When I was a lad, the Methodists used to place into the hands of all their children a picture of John the Baptist baptizing Jesus by pouring water on him with a ram's horn. Methodist boys and girls were certain that Christ was sprinkled because they had seen the picture of Christ being sprinkled by John. Certainly pictures can be a powerful force in teaching the very young.

The Passage In Question

The passage the Quaker preacher tried to illustrate is found in Isaiah, chapter 11, and reads, "And the wolf shall dwell with the lamb, and the lamb shall lie down with the kid; and the calf and the young lion and the fatling together; and a little child shall lead them. And the cow and the bear shall feed; their young ones shall lie down together; and the lion shall eat straw like the Ox. And the suckling child shall play on the hole of the asp, and the weaned child shall put his hand on the adder's den. They shall not hurt nor destroy in al my holy mountain; for the earth shall be full of the knowledge of Jehovah, as the waters cover the sea."

This passage is a climax to some matters Isaiah had been teaching about the kingdom. All gospel preachers (and this is written primarily for preachers) will recognize three distinct movements in Isaiah's arguments about the kingdom that was to be established on Pentecost. They are as follows:

1. In chapter two Isaiah points out these facts about the kingdom.

(a) The time of the establishment—"last days"

(b) The extent of the kingdom—"all nations"

(c) The place of establishment—"Zion"

2. The next movement is found in chapter eleven and this fact is established.

(a) The nature of the law of the kingdom. "The rod of his mouth." The very fact that Isaiah says the law will be a rod out of the mouth shows this kingdom could not be an earthly kingdom.

3. The next movement is concerning the nature of the subjects of the kingdom. The nature of man will be changed from beastly to heavenly. These are all in the "holy mountain"—the church—and are "full of the knowledge of Jehovah."

It is clearly seen that Isaiah did not teach what the picture teaches. He did not preach that children would play with snakes, and lions would eat hay. This was just an illustration about how that the "rod of his mouth" would change the nature of man so "that through these ye may become partakers of the divine nature, having escaped the corruption that is in the world through lust." (II Peter 1:4) The picture referred to is entitled, "The Peaceful Kingdom." Oxen, lions and snakes are not and will not be in the kingdom of Christ. To make a literal application of a figurative passage is to misrepresent the grand Old prophet and lead astray those who see or read.

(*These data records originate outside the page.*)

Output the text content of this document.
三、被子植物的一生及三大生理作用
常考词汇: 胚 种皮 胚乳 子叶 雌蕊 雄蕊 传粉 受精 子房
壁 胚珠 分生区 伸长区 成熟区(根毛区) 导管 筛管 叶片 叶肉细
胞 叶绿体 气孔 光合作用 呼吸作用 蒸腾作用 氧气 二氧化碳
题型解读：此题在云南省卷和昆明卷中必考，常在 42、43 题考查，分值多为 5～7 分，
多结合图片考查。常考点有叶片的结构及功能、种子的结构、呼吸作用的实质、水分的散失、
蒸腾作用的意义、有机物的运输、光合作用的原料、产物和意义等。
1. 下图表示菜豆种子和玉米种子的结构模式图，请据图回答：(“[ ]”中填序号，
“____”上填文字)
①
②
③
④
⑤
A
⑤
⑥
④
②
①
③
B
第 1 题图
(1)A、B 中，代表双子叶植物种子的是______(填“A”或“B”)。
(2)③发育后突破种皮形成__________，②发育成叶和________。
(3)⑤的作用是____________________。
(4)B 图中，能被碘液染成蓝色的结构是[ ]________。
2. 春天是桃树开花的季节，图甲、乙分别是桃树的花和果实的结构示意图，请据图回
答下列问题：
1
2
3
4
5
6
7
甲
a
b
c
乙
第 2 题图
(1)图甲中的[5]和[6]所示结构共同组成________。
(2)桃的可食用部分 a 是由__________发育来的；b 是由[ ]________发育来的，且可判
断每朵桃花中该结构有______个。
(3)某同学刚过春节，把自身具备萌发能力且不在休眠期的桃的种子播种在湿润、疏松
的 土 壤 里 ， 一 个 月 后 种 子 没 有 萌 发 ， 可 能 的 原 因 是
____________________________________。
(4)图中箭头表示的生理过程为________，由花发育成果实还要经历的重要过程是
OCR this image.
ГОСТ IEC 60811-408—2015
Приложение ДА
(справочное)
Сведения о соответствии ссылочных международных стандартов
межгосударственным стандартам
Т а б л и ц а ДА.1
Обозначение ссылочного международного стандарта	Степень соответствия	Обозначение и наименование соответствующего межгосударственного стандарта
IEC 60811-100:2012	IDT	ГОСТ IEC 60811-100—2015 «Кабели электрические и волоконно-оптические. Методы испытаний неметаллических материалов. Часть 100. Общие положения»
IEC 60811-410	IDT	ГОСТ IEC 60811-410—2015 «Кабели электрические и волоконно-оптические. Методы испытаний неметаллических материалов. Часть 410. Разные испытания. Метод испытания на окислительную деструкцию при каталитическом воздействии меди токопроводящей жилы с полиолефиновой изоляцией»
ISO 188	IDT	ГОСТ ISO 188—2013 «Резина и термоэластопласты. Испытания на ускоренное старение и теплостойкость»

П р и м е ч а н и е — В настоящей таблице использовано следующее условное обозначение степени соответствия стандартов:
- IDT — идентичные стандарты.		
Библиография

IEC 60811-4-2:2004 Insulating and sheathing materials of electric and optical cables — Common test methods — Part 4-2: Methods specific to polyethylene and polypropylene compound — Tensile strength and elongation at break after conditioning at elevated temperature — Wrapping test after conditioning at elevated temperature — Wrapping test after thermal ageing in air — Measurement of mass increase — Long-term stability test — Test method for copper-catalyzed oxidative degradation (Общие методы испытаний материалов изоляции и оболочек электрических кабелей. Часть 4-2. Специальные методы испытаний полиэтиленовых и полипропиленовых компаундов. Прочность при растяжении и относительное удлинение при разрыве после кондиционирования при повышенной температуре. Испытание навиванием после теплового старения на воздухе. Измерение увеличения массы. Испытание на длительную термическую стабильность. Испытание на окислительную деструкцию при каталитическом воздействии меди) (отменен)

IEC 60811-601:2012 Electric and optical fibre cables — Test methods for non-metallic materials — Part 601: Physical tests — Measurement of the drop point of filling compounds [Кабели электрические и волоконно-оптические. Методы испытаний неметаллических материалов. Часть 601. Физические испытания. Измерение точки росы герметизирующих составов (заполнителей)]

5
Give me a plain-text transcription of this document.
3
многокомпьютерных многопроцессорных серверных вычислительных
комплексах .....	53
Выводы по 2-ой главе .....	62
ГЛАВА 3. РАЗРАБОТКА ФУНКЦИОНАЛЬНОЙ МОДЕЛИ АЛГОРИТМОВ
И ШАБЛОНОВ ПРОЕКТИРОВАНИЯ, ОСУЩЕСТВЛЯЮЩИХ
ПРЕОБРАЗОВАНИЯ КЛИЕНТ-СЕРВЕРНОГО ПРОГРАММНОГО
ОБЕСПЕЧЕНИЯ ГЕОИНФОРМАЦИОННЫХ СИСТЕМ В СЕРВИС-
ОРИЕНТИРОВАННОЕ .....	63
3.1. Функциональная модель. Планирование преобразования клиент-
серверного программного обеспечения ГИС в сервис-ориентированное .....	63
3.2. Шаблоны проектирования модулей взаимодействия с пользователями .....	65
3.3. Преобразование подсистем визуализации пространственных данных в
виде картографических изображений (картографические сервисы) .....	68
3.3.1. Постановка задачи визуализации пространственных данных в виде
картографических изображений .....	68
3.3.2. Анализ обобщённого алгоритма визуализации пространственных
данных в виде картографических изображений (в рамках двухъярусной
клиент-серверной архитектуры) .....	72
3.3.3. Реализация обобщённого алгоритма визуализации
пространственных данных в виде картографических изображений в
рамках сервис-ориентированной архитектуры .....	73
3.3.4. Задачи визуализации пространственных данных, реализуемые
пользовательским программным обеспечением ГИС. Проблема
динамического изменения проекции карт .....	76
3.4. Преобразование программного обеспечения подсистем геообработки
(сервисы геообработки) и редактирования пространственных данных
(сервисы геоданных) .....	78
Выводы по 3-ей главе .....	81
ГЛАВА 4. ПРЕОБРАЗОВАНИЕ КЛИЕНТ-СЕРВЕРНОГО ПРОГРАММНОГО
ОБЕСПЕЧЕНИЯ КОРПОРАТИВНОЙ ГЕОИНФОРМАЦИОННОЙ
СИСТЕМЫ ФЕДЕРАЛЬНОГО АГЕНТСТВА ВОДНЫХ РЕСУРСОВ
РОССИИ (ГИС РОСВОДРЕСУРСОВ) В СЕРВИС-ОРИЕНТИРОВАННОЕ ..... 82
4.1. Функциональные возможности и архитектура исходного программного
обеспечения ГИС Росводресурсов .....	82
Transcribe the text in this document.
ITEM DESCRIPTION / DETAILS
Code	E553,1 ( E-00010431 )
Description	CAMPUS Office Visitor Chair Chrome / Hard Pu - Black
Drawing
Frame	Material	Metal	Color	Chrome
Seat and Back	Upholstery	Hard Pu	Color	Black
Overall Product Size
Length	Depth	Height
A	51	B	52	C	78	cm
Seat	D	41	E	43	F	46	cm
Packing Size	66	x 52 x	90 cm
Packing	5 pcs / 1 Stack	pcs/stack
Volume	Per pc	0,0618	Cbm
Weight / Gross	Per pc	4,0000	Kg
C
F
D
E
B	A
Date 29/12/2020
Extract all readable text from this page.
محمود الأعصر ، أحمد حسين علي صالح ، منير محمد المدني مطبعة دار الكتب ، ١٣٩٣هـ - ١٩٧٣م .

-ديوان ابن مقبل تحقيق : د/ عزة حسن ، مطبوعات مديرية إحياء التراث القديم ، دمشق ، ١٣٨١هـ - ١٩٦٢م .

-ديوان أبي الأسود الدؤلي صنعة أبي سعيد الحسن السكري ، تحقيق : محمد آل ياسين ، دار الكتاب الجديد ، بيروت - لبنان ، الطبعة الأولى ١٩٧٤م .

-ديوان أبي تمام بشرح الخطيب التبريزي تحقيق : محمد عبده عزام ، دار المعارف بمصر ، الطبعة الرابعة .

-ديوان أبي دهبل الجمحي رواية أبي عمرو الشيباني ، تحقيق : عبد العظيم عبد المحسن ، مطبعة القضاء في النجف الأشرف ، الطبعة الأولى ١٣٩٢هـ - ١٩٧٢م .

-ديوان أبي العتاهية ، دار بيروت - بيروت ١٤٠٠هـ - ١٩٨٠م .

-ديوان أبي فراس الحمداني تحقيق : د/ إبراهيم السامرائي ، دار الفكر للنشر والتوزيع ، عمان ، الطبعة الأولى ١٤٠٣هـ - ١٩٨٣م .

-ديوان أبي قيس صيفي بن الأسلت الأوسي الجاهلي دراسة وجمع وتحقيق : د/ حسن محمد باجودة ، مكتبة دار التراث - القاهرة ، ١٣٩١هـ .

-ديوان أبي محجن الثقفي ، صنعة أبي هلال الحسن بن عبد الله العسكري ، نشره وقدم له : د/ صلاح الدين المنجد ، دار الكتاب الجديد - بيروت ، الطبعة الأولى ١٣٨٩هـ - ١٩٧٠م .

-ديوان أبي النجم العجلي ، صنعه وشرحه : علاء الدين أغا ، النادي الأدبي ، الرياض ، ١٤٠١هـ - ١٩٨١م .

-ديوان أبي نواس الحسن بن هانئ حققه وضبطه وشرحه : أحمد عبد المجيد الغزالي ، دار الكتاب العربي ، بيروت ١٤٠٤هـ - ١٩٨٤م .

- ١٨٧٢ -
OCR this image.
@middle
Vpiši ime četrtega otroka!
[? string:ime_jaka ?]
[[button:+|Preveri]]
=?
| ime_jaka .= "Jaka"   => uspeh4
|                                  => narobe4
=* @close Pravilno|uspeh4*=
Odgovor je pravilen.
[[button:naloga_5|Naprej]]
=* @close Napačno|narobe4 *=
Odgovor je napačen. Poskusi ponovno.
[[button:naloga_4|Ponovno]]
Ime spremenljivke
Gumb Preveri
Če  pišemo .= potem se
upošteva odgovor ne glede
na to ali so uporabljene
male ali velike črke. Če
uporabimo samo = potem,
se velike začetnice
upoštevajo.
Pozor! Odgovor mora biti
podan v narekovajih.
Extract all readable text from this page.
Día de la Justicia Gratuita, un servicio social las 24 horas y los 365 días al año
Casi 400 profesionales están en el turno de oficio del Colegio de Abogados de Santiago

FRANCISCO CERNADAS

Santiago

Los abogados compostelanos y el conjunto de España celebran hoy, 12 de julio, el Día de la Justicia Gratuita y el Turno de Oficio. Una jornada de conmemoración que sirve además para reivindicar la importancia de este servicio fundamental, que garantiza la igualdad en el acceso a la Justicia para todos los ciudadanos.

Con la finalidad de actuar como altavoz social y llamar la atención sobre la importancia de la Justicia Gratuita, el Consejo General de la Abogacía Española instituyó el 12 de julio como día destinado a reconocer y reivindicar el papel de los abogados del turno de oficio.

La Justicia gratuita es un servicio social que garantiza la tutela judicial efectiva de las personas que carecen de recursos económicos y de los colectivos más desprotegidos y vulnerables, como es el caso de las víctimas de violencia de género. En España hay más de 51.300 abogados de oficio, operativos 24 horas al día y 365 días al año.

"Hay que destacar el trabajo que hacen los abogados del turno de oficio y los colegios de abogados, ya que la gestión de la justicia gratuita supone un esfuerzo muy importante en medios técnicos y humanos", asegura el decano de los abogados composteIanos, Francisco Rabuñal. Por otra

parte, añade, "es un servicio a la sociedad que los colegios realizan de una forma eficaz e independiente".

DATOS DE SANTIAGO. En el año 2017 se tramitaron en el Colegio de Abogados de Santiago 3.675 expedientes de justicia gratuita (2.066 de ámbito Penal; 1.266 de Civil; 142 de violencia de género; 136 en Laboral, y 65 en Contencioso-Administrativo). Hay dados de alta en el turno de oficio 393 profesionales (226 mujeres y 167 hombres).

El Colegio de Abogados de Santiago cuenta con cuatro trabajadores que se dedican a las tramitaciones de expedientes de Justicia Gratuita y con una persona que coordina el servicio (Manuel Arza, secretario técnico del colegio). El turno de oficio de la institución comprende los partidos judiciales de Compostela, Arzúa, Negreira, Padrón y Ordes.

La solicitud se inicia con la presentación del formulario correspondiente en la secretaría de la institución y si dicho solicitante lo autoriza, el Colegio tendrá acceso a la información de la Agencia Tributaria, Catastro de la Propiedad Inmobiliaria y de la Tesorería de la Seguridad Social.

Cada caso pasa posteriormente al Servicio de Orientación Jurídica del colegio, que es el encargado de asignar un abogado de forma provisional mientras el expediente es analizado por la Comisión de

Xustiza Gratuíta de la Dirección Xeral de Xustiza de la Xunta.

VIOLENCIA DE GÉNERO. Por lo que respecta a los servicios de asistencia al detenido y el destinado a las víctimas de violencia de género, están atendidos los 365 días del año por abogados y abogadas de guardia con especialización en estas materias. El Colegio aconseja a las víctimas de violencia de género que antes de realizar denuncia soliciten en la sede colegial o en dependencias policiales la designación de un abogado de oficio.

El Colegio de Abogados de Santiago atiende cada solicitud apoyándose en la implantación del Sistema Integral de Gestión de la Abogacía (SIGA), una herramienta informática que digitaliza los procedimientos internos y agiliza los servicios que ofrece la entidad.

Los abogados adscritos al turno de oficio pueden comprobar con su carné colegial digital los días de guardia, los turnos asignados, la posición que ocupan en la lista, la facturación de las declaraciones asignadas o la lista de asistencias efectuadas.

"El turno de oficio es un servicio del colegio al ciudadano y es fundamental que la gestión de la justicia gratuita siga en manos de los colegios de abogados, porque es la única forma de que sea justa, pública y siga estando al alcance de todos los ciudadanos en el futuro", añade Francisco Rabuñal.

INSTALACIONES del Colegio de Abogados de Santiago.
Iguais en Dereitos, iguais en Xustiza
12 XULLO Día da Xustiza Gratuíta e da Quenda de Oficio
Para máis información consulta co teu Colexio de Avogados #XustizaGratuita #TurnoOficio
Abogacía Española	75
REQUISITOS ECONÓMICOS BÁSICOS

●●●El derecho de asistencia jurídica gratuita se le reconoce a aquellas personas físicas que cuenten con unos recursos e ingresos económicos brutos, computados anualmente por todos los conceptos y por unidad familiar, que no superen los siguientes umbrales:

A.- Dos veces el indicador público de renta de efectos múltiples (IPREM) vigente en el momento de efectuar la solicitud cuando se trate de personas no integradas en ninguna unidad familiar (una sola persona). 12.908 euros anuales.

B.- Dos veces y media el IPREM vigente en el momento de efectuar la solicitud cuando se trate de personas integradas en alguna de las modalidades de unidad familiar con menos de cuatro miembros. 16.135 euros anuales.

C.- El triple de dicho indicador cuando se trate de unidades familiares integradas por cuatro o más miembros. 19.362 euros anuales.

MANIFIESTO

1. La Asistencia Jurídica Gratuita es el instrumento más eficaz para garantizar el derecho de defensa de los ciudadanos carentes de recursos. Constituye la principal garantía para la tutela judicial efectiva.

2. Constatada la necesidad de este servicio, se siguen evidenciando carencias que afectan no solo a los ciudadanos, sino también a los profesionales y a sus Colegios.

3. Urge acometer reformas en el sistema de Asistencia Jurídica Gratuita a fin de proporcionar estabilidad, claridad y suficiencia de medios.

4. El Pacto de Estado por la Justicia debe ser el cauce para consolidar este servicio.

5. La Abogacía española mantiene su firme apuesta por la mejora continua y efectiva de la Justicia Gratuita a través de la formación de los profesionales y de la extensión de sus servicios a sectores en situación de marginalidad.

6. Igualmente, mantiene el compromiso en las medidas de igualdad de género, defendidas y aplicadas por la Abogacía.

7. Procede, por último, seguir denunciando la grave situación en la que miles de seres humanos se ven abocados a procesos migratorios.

It is high time that the pictures we use in teaching, teach the truth. If they do not teach the truth, they should not be used. The picture in question does not teach the truth, but on the other hand it teaches the premillennial concept of the kingdom. It was drawn for that very purpose and is so used by all premillennialists everywhere. Is it possible that it was so used in Youth Magazine? At least it was used. Was its use by design or accident? Surely the editors of the magazine know when a picture represents their view point.